DeKalb continues to hash out budget, tax increase

With less than a week to go before the DeKalb County Commission votes on a proposed 26 percent tax hike, commissioners and the administration seem no closer to a deal to cut the increase.

The county’s finance director and chief operating officer presented the administration’s most up-to-date calculations to a skeptical budget committee Thursday. The figures show $4.3 million more in cuts from a $529 million budget, but add in another $4.5 million the county will lose now that it must share its sales tax revenue with cities.

End result: CEO Burrell Ellis is still calling for a 4.35 mill increase to the tax rate. That adds about $90 to the average home in the county that lost value, but can tack up to $450 to the tax bills of homes whose value stayed the same.

“I think you’re going to see some more cuts from the board,” said Commissioner Lee May, who heads the budget committee. “The problem is, we still have no final [proposal] to know where we are.”

More than 80 residents showed up at public hearings earlier in the week to blast the projected tax increase. Many called for layoffs and other staff reductions instead of the increase.

Ellis’ proposal does call for eliminating three paid holidays this year for all employees who are not working. The move would save about $1.755 million.

But the proposal also calls for restoring $3.4 million to county departments who have gone over the budget set for them by the commission last winter. At the time, the county commission ordered each department to cut 9 percent, with police and fire seeing 4.5 percent reductions to their spending.

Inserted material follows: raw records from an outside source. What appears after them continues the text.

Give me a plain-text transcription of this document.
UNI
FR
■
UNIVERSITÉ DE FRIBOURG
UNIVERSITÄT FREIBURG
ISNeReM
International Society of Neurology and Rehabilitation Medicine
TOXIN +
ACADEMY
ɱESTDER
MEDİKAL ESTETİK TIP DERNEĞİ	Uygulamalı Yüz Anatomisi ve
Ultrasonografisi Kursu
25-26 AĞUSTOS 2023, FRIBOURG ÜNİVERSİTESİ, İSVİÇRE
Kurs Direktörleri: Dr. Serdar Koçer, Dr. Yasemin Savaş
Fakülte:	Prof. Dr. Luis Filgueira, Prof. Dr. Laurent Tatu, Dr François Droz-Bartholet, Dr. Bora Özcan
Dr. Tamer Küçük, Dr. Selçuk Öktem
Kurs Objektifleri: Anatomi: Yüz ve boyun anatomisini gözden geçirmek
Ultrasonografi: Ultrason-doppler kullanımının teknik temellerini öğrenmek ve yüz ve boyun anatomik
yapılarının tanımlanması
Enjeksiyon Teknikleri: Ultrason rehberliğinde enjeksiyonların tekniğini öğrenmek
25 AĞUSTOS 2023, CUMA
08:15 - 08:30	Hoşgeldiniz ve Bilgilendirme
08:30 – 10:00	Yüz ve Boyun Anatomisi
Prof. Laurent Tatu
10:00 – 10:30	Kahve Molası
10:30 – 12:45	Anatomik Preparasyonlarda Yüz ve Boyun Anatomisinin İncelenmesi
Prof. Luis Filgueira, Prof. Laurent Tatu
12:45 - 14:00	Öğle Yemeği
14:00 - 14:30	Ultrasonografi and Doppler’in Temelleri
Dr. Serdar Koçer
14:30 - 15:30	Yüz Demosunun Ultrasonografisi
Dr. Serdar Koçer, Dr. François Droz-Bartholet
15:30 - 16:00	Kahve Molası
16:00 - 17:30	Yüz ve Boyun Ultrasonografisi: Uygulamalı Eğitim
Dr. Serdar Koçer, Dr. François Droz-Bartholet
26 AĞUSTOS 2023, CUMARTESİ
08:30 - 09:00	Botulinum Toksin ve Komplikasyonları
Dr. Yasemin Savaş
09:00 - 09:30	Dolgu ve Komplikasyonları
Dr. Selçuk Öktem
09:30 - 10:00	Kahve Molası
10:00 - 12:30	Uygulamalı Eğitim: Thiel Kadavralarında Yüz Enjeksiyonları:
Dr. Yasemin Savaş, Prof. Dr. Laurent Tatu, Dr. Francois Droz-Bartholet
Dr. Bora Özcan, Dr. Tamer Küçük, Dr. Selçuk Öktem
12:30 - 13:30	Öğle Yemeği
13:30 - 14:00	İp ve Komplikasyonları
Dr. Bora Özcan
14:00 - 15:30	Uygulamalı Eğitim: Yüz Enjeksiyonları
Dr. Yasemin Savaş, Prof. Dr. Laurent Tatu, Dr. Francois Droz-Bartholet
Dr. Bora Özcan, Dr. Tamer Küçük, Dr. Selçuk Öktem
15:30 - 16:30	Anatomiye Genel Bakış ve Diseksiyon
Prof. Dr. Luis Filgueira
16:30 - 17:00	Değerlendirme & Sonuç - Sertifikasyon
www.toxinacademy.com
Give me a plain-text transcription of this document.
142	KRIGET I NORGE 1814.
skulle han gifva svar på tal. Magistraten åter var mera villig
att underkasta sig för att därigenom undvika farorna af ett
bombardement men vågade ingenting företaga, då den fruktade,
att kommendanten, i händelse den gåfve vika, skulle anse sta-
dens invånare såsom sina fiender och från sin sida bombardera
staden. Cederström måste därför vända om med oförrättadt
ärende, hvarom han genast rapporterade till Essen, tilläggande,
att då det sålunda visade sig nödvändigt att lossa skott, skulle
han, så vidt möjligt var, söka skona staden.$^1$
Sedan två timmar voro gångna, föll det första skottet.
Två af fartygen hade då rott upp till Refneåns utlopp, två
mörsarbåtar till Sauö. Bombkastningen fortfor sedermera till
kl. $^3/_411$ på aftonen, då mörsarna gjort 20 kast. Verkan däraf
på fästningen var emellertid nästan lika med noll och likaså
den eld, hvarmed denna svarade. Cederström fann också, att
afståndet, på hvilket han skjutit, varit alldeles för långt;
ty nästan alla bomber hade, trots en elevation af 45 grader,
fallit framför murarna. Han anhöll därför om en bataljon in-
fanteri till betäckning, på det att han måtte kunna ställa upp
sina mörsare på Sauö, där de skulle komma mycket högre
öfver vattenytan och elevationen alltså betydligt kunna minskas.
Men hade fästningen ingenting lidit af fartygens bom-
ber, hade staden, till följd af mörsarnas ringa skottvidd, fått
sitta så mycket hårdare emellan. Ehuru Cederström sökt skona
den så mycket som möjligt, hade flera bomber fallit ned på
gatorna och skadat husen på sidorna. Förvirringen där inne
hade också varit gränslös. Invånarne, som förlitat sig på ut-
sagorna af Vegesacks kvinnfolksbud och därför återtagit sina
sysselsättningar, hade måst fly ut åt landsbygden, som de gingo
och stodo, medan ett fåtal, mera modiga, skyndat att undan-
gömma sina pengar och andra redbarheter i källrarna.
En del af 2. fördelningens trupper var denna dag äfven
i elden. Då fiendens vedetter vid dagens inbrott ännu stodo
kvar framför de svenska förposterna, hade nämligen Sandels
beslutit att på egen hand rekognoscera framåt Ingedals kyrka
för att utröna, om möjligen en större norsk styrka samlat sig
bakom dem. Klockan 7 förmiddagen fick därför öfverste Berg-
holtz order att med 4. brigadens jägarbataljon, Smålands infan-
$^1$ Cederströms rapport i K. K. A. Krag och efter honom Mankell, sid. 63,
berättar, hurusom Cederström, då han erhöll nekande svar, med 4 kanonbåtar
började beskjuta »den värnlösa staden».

The county’s constitutional and elected/appointed offices, such as that of the district attorney and sheriff, also will get back $6.6 million from their reduced budgets under the administration’s plans.

The overages combined with increased funding to Grady Hospital and retiree health insurance, make up 1.19 mills of the proposed tax increase.

Commissioner Jeff Rader questioned whether such overspending was legal, though finance director Joel Gottlieb said the county won’t have overspent until the year ends in December.

“We’re not overspending it, but we will get beyond what was budgeted at the current levels,” Gottlieb said. “To get through the end of the year, the only significant source of revenue we have is property taxes.”

COO Richard Stogner promised a final budget proposal by late Thursday or early Friday. The budget commission meets again Monday, to possibly announce its own proposal for cuts or a tax increase.

The last public hearing on the budget will be held at 10 a.m. Tuesday, right before the commission votes to adopt the millage rate and budget.